PURPOSE: Dicycloplatin (DCP) is a novel supramolecule composed of carboplatin (CBP) and 1,1-cyclobutane dicarboxylate (CBDCA) joined by a strong hydrogen bond. DCP is stable in aqueous solution unlike CBP alone. The purpose of this study was to assess the maximally tolerated dose, safety, and pharmacokinetics of DCP in Chinese cancer patients.

EXPERIMENTAL DESIGN: 29 patients were included in this study. DCP was administered by intravenous infusion over 1 hour once every 21 days. The dose of DCP was escalated from 50 mg/m(2) to 650 mg/m(2) using a modified Fibonacci scheme. Pharmacokinetic analysis was performed in 26 patients to determine the total and ultrafiltered platinum concentrations in plasma.

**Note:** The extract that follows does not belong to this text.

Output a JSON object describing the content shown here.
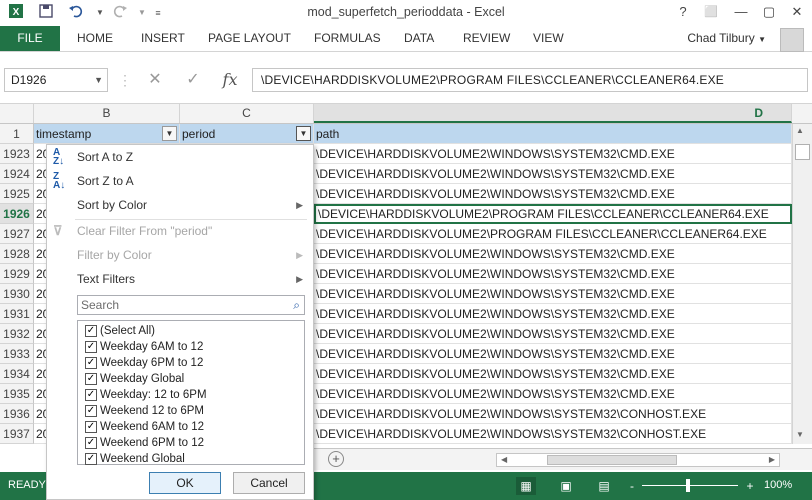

RESULTS: 29 and 20 patients were evaluated for toxicities and response, respectively. The primary adverse effects were nausea/vomiting (58.6%), thrombocytopenia (24.1%), neutropenia (17.2%), anemia (20.7%), fatigue (10.3%), anorexia (10.3%), liver enzyme elevation (10.3%) and alopecia (3.5%). There was no significant toxicity with doses up to 350 mg/m(2). At higher doses, a variety of dose-limiting toxicities (DLTs) were observed, including Grade 3/4 anemia, Grade 3/4 thrombocytopenia, and Grade 3/4 emesis under antiemetic treatment. The maximum tolerated dose of DCP was 550 mg/m(2). Two partial responses occurred in patients with non-cell lung cancer who had received cisplatin- or carboplatin-based chemotherapy. Plasma decay of total and free platinum concentrations was best fitted by using a twocompartment analysis. The terminal plasma half-life of total platinum after DCP administration ranged from 41.86 to 77.20 hours without significant dose dependency. However, the terminal plasma half-life of free platinum concentrations ranged from 42.34 to 61.07 hours.

CONCLUSIONS: DCP displayed a favorable safety profile at doses between 50 mg/m(2) and 550 mg/m(2), and first efficacy signals were observed. DLTs were thrombocytopenia, anemia and emesis. The recommended starting dose for a subsequent Phase II study is 450 mg/m(2) once every 3 weeks.